UU KUHP Harus Segera Disahkan, Sudah Bikin 76 Tahun Rakyat Hidup dalam Ketidakpastian
Sejak kemerdekaan, KUHP warisan kolonial Belanda telah berkembang secara masif dan banyak menyimpang dari asas-asas hukum pidana.
Editor: Choirul Arifin
Dipidana dengan pidana yang sama dengan kejahatan yang dilakukan, kata dia, itu berarti pidana mati. Kemudian ia membandingkannya dengan Pasal 110 KUHP yang diterjemahkan oleh Soesilo.
Soesilo, lanjut dia, mengatakan bahwa permufakatan jahat untuk melakukan kejahatan sebagaimana yang tercantum dalam Pasal 104 sampai dengan Pasal 108 KUHP dipidana dengan pidana maksimum 6 tahun.
"Ini perbedaan sangat signifikan. Satu pidana mati, saru enam tahun. Ini serius. Belum lagi berbagai macam unsur, berbagai macam elemen dalam pasal-pasal yang digunakan," kata Eddy.
Contoh lain, lanjut dia, ada pada pasal 362 KUHP yang berbunyi “barang siapa mengambil barang sebagian atau seluruhnya punya orang lain dengan maksud dimiliki secara melawan hukum.”
Secara melawan hukum itu, kata dia, Moeljatno menerjemahkan kata yang dimaksud sebagai melawan hukum. Namun Soesilo, kata dia, menerjemahkannya bukan melawan hukum melainkan melawan hak.
"Melawan hak termasuk di dalam melawan hukum. Tetapi melawan hukum tidak hanya melawan hak. Jadi, hal-hal kecil seperti ini itu menimbulkan ketidakpastian hukum," kata dia.

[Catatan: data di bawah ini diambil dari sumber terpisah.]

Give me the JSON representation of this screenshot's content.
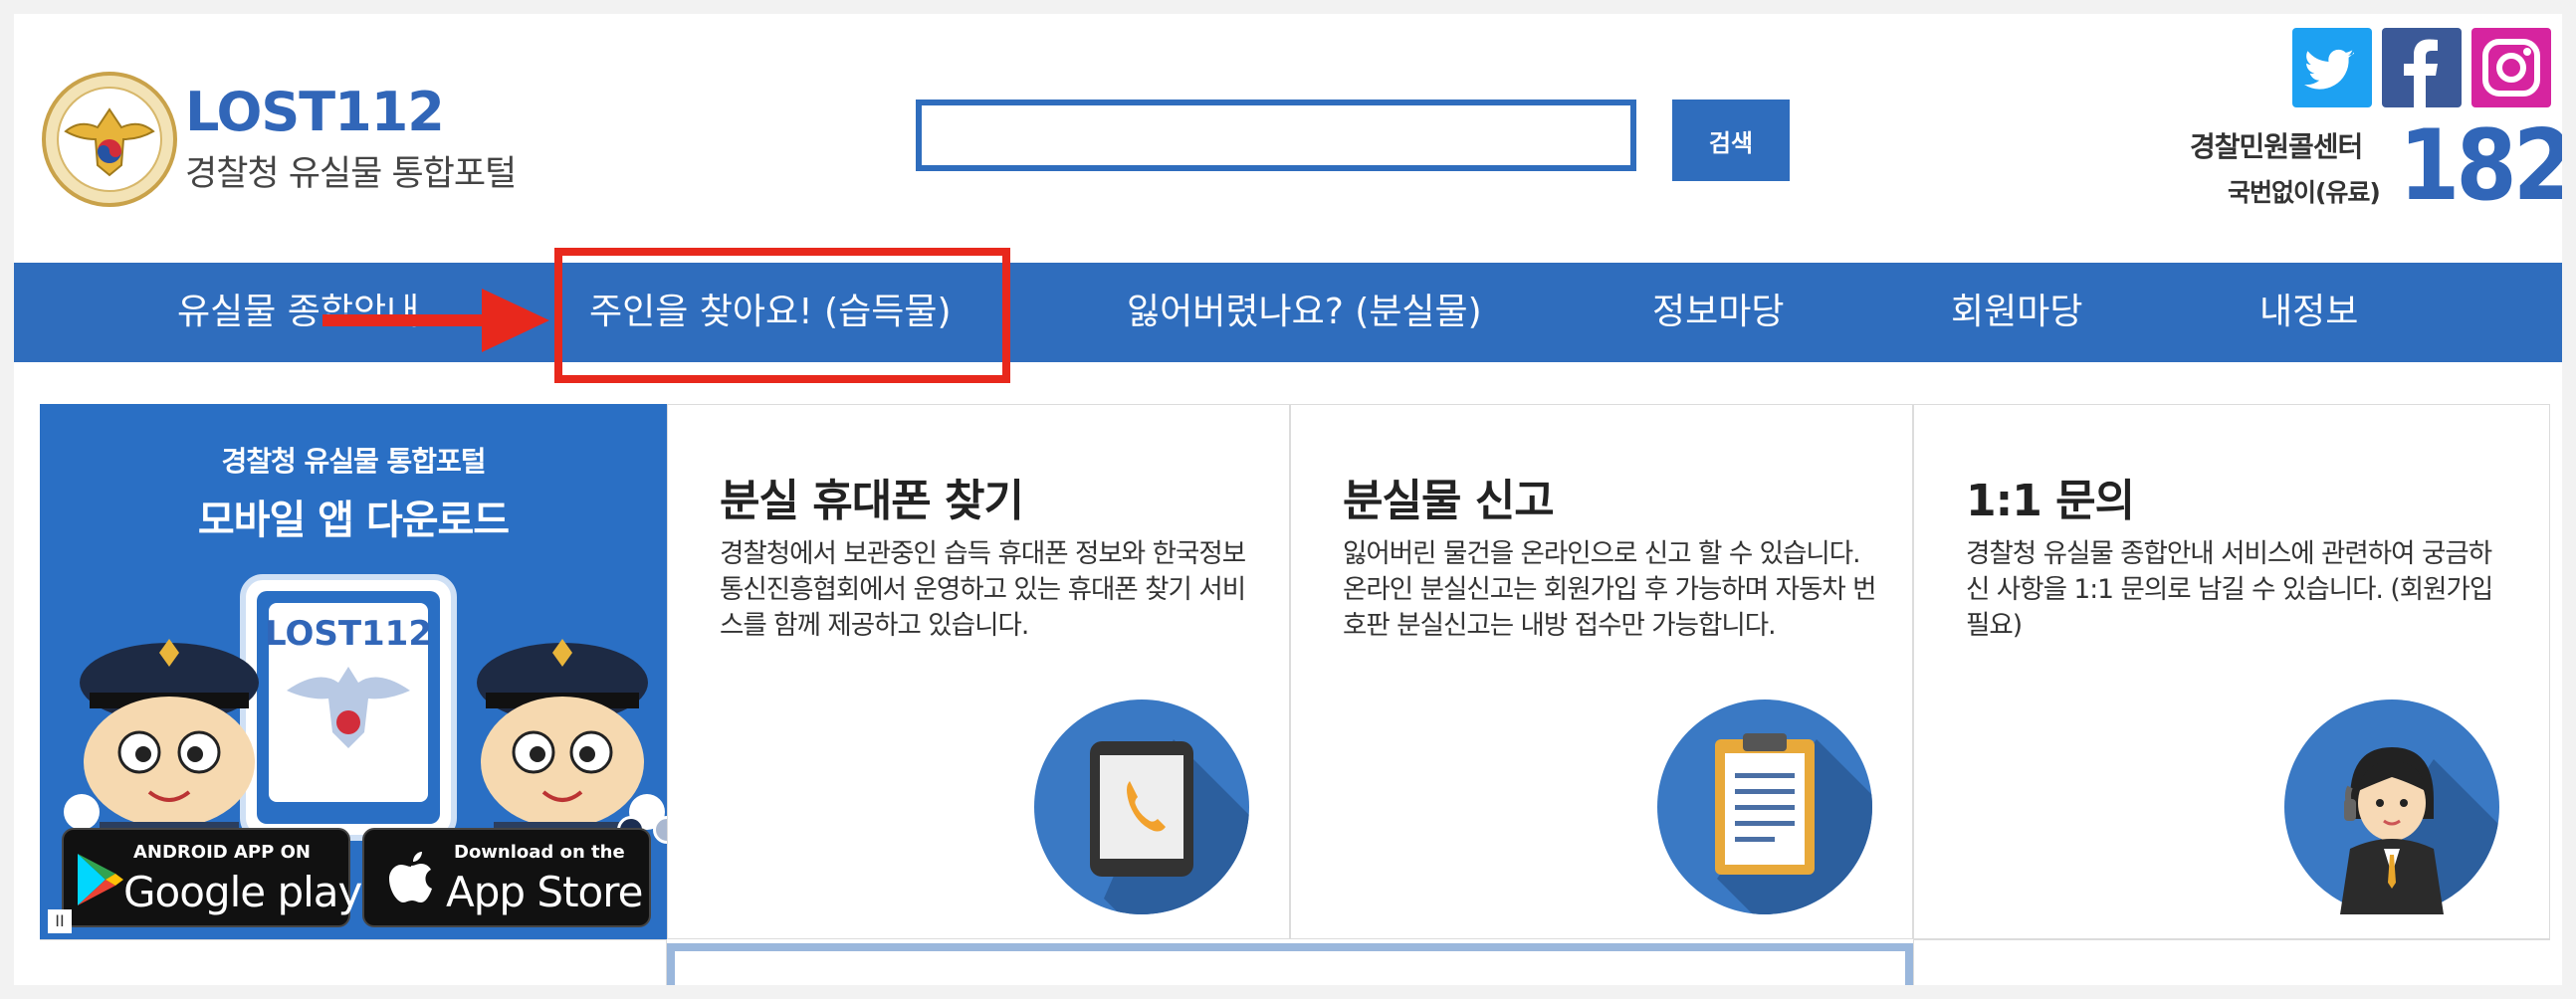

Dengan demikian, kata Eddy, jika kita menunda KUHP untuk disahkan berarti suara-suara yang menginginkan status quo dan ingin masyarakat tetap berada dalam ketidakpastian hukum dan menghukum orang dengan KUHP yang tidak pasti.
Pendapat Mahfud MD
Menteri Koordinator Bidang Politik Hukum dan Keamanan, Mahfud pun mendorong agar Kitab Undang-Undang Hukum Pidana yang baru segera disepakati secara demokratis.
Ia menjelaskan, setidaknya ada tiga hal yang menyebabkan perdebatan-perdebatan mengenai KUHP baru buatan anak bangsa tidak kunjung disepakati.
Pertama, kata dia, kemajemukan bangsa Indonesia yang menyebabkan akar-akar pikiran masyarakat Indonesia sering berbeda-beda dalam menyikapi suatu isu.
Ia mencontohkan, dalam hukum adat ada 19 lingkungan hukum adat yang setiap satu lingkungan hukumnya memiliki turunannya.
Di situlah, kata dia, proses agregasi untuk merumuskan apa yang disebut hukum nasional memang lama meskipun tetap harus diputuskan.
Kedua, kata dia, ada pertentangan yang hampir tidak pernah selesai antara universalisme dan partikularisme.